19. Dezember. Dichter Schneefall. Vier Sekunden sind noch zu spielen. Die Giants führen bei den Redskins mit 14:12. Die Redskins sind in Ballbesitz, der Ball ruht an der Line of Scrimmage, direkt dahinter steht Mark Moseley, selbst für damalige Verhältnisse ungewöhnlich, in einer Linie hinter dem Holder und dem Snapper. In seinem geraden Blickfeld hat der Kicker die Torstangen in 42 Yards Entfernung.

Mit einem schnurgeraden Anlauf und einem präzisen Kick entscheidet Moseley das Spiel für seine Redskins und ebnet den Weg zur ersten Playoffteilnahme seit sechs Jahren. Aber dieser Kick bedeutete weit mehr als nur den Sieg und das Verbessern der Redskins-Serie auf 6:1. Es war auch ein Kick in die Geschichtsbücher der NFL.

Evolution des Field Goals

Ein Kicker als MVP? Heute unvorstellbar - selbst wenn Rekorde aufgestellt werden, wie beispielsweise vergangene Saison durch Matt Prater mit seinem 64-Yard-Field-Goal gegen die Tennessee Titans. Moseley schaffte es trotzdem.

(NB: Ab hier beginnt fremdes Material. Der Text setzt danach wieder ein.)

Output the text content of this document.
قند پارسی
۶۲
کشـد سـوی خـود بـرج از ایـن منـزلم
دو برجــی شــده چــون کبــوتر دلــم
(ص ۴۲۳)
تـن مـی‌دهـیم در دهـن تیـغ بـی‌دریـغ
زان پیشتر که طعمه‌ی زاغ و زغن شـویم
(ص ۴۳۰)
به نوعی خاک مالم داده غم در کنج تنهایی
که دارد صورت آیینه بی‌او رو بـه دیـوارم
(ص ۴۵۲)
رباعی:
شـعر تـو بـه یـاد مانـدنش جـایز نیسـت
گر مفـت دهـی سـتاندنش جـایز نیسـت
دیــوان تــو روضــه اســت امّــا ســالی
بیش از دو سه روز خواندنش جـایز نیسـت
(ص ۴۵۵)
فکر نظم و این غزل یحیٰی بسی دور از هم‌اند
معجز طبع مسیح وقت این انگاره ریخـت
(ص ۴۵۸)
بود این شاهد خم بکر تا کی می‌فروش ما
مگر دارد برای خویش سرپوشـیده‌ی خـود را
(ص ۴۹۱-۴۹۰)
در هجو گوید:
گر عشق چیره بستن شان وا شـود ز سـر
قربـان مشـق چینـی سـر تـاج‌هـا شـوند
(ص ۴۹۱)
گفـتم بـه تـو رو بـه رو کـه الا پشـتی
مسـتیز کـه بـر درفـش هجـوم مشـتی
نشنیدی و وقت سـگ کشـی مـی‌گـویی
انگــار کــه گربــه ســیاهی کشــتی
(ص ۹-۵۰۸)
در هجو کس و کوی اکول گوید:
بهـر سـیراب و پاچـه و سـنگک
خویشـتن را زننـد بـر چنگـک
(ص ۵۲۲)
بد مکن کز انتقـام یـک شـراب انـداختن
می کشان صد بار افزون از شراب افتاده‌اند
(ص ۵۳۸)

Der Football in den 80ern ist nur schwer zu vergleichen mit dem heutigen. So existiert in Sachen Career Field Goal Percentage nur ein Spieler, der in den 80er Jahren spielte und gleichzeitig in den Top 30 all time rangiert. Während Kicker es heute schaffen, über 90 Prozent der Field Goals ins Schwarze zu treffen, lagen die Werte damals weit darunter.

Moseley, der von 1970 bis 1986 in der NFL spielte, liegt in diesem Ranking beispielsweise auf dem 98. Platz - mit rund 65 Prozent Trefferquote. Neben dem allgemeinen Fortschritt in Sachen Athletik gibt es eine weitere Erklärung: "Erinnern Sie sich an den unglaublichen Untergrund im RFK's Field? Voller Matsch, das ganze Jahr über. Heute kicken die Spieler nicht mehr auf so schwerem Untergrund wie wir früher."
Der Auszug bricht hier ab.